Double-copy merging String and Vec<u8> from inputs that are not Bytes
While measuring allocations in a performance-sensitive project, I found that the zero-copy Bytes trick in https://github.com/tokio-rs/prost/pull/449 actually increases the number of heap allocations and copies if neither the input buffer nor the field to be merged is Bytes.
Observations from my testing:
(1) If the input and output are both Bytes, then buf.copy_to_bytes() is zero-copy, and then <Bytes as BytesAdapter>::replace_with() is also zero-copy. This is the ideal case made possible by the above PR.
(2) If the input is not Bytes, then buf.copy_to_bytes() allocates a new intermediate Bytes and copies into it.
(3) If the output is not Bytes, then <Vec<u8> as BytesAdapter>::replace_with() will allocate a new vector and copy out of the intermediate Bytes.
The problem is that both (2) and (3) can easily occur in the same merge call. For example, prost-build generates Vec<u8> and String fields which trigger (3), and many users would attempt to parse from &[u8] or even a dynamic reader which is not contiguous, triggering (2).
I found the issue because I was following the general idiom of using &[u8] as my input type to keep the API simple and not expose dependencies, but measuring allocations and CPU time benchmarking both proved that this introduced substantial costs compared to Bytes.
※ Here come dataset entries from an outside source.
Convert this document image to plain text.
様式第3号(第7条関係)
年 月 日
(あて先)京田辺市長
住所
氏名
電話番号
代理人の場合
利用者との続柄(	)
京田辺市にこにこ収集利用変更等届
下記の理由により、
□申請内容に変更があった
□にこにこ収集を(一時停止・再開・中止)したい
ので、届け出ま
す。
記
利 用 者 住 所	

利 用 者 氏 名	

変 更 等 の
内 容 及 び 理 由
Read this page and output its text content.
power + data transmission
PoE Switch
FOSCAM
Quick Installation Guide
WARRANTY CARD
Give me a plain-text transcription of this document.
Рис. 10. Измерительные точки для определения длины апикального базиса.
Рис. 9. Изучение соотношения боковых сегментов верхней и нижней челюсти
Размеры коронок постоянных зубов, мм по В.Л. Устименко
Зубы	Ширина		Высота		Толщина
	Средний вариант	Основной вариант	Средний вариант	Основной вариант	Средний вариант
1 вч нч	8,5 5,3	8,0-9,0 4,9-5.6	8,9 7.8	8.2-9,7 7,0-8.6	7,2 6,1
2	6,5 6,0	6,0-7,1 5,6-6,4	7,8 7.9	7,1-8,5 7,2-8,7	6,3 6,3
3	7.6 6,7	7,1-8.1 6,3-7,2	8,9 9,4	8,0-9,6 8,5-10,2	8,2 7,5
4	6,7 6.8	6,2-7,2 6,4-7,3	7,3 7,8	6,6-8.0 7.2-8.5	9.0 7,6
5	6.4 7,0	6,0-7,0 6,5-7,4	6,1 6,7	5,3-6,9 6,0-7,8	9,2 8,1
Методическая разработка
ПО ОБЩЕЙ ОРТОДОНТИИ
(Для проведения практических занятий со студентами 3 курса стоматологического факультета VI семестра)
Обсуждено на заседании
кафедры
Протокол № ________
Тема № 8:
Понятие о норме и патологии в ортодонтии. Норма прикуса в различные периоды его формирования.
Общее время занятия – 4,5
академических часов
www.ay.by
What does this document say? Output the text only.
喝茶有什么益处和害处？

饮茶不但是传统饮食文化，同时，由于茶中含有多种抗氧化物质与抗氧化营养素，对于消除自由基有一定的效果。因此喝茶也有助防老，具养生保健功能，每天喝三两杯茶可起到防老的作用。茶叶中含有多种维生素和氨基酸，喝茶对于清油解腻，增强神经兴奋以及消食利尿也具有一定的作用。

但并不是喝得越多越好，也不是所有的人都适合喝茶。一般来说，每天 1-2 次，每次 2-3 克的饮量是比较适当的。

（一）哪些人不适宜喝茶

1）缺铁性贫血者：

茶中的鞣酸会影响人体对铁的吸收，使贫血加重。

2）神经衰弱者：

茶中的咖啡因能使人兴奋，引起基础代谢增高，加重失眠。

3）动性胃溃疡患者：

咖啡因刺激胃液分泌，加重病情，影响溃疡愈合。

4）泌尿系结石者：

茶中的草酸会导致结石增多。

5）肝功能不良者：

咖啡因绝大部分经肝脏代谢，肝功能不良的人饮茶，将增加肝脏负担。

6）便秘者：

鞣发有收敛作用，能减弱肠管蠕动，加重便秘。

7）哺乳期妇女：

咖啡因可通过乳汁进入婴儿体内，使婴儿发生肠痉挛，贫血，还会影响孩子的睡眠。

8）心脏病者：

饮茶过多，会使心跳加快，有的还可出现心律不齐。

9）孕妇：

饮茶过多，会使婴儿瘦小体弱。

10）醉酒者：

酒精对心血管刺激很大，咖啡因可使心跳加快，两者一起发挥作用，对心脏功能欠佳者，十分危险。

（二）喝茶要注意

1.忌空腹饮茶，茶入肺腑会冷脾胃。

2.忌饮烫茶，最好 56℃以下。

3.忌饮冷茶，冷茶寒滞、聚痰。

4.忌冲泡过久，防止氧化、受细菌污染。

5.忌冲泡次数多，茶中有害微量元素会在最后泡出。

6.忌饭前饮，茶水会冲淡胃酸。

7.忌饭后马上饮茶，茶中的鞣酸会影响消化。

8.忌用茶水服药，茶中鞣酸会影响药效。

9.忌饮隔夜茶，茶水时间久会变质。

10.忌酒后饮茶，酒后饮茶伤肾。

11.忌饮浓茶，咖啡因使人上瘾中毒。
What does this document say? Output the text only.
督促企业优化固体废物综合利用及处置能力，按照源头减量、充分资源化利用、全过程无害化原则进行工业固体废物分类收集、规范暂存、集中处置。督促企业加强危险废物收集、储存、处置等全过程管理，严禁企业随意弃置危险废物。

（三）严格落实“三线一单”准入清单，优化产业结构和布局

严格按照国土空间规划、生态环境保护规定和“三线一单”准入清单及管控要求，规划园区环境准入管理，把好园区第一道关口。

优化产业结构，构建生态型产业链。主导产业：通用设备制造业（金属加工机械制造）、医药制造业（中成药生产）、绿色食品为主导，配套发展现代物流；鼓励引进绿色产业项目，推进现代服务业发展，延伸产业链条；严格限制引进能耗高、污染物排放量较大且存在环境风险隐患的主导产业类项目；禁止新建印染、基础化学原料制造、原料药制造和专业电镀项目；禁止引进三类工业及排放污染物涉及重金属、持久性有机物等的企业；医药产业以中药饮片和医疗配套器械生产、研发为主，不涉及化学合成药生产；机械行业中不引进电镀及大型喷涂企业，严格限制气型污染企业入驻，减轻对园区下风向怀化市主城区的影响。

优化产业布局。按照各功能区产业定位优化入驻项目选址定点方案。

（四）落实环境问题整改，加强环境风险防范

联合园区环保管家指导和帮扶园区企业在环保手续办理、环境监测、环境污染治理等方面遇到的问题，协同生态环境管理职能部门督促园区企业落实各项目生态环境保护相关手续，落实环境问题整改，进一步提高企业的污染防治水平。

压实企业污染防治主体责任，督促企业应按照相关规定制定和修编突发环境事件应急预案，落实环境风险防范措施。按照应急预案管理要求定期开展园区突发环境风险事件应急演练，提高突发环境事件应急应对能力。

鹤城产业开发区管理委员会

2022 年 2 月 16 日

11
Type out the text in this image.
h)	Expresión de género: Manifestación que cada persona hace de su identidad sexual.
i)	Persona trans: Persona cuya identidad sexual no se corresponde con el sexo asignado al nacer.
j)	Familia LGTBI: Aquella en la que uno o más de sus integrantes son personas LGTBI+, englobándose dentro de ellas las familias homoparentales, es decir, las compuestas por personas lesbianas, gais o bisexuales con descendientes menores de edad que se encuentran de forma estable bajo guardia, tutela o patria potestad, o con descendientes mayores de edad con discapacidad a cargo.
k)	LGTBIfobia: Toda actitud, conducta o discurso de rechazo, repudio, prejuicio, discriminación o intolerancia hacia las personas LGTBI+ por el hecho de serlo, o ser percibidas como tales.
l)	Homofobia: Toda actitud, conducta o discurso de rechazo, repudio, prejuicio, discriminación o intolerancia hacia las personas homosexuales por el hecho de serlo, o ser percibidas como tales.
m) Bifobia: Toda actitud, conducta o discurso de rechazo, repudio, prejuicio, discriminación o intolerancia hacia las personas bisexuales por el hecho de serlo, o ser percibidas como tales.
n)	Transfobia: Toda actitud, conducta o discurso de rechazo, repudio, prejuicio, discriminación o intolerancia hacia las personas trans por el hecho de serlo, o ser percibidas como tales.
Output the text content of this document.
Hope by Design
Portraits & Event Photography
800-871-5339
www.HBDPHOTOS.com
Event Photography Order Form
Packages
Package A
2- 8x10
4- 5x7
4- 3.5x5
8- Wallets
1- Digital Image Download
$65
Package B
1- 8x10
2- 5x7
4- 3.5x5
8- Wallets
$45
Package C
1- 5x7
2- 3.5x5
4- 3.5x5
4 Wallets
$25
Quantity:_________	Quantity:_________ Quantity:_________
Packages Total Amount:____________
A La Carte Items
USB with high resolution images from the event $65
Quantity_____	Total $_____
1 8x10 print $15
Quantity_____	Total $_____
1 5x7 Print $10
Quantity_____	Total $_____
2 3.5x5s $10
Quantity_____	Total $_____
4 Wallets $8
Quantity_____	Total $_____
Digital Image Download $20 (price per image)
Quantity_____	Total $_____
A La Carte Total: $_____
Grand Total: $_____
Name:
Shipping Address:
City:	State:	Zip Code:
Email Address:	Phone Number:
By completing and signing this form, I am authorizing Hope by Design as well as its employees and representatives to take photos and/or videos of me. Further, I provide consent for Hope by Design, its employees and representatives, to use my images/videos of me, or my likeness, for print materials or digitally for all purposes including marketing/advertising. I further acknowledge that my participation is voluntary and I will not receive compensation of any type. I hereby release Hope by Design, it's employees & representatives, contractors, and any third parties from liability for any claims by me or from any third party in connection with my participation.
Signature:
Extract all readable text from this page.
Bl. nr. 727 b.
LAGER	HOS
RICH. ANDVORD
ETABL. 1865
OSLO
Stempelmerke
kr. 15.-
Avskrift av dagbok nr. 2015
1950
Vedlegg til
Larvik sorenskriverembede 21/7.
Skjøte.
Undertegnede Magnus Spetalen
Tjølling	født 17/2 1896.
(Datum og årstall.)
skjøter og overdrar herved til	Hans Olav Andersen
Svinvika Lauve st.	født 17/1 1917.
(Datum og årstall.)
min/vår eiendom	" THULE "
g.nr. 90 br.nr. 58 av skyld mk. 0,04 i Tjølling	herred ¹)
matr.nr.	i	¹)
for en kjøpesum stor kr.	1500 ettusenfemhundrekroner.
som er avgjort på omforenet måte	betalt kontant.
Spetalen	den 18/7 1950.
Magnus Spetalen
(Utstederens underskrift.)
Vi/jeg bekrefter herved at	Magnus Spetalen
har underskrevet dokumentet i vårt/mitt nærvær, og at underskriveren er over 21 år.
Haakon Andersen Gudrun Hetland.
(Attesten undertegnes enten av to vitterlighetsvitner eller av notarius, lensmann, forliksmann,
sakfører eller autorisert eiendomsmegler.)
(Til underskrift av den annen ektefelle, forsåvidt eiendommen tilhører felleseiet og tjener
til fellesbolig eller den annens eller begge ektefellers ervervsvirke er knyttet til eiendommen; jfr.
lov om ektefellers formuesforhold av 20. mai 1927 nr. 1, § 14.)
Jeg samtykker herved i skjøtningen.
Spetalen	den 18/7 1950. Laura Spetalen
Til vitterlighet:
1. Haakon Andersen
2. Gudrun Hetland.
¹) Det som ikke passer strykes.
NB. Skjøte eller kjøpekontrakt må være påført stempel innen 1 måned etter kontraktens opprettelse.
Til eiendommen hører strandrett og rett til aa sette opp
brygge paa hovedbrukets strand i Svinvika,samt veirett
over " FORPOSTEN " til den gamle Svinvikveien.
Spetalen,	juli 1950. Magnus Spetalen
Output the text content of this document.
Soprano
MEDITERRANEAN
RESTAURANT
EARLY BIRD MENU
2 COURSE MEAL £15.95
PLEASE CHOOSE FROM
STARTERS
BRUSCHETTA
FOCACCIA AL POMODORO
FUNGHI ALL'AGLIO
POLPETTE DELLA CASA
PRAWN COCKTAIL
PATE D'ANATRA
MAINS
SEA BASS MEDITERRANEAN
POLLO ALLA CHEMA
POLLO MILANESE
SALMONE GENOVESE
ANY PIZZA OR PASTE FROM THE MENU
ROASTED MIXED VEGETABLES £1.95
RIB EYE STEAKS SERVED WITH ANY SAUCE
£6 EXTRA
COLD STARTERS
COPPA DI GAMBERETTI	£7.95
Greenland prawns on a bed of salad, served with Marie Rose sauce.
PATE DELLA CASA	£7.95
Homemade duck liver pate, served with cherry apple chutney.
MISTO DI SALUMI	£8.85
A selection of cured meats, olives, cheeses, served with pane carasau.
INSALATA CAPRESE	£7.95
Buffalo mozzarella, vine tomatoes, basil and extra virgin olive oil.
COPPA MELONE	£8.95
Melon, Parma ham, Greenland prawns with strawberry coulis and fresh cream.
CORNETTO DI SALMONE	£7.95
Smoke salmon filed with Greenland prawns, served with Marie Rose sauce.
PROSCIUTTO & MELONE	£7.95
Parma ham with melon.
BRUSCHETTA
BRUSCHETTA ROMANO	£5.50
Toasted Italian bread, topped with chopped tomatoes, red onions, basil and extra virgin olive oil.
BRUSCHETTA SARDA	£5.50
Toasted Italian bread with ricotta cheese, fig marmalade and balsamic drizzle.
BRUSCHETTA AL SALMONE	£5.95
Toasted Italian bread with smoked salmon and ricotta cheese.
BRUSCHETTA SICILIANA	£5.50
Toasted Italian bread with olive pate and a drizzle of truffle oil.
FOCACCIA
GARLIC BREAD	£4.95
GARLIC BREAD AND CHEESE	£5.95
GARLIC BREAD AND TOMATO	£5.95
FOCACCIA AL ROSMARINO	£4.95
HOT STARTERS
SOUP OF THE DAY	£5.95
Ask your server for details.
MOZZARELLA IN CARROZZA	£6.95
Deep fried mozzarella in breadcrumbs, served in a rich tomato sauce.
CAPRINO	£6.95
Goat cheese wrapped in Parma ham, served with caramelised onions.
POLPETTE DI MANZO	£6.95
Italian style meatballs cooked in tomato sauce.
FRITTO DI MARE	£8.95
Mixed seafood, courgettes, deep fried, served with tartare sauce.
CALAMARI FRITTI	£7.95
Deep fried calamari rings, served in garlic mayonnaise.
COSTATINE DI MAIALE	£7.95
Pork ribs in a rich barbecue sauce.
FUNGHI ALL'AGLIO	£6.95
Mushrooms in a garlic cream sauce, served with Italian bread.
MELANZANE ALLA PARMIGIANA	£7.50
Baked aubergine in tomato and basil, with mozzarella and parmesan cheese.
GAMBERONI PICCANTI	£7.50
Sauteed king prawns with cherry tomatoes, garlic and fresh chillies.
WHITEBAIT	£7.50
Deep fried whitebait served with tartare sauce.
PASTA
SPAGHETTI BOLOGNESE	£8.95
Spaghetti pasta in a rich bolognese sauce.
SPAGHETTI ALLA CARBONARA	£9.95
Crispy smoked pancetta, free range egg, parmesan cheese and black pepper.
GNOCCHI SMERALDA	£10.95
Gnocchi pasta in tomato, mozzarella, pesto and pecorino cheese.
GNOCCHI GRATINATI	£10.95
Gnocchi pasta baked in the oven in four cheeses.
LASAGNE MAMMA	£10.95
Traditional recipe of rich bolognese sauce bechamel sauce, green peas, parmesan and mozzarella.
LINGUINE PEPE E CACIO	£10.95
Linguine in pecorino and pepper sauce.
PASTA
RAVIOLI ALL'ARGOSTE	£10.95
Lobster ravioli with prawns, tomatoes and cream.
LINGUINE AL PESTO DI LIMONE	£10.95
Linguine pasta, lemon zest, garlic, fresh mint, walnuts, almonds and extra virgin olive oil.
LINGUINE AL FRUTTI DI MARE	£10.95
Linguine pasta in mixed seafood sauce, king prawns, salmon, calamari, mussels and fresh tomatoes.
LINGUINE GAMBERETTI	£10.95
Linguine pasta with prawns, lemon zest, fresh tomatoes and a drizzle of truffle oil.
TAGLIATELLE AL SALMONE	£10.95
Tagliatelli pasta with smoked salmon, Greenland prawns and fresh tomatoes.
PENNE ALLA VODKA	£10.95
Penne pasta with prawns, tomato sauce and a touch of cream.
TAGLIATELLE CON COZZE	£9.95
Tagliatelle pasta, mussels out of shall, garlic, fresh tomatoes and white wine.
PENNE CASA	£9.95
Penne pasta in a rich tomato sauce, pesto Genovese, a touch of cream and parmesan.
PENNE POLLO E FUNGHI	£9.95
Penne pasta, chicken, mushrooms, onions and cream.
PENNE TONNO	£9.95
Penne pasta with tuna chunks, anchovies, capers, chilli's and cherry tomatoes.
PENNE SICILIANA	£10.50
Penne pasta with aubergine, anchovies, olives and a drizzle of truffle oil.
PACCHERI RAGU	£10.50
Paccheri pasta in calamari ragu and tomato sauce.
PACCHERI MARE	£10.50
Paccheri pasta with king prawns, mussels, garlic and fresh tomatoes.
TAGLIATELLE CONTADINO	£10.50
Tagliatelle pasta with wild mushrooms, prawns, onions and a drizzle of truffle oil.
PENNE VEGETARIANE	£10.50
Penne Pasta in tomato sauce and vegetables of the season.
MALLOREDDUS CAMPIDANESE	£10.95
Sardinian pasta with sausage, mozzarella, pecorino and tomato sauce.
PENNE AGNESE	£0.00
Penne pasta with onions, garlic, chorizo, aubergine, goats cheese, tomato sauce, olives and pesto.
I worry that many other users may also be triggering this case without knowing. Even if you had a way to explicitly tell users about it, I do not think it would be sufficient to require users to always use Bytes. If the other APIs in their program (especially externally-facing ones) constrain them to require other types, then this would just move the extra copies into their code instead of actually avoiding them where possible.
I believe it is easy to fix this for String because its merge implementation is neatly encapsulated in encoding::string::merge(). I am about to send a PR with a conservative fix for just this.
It would also be good to fix this for Vec<u8>, but I currently do not see a way to do that without changes to the external API of prost to make a distiction between merging from Bytes and merging from other types of buffers. As explicitly mentioned in earlier versions of encoding.rs, generic specialization would be a cleaner way to do this transparently, so it might make sense just to leave a comment and wait for that.
Thanks for digging into this.
I wonder if we should just make Bytes the default?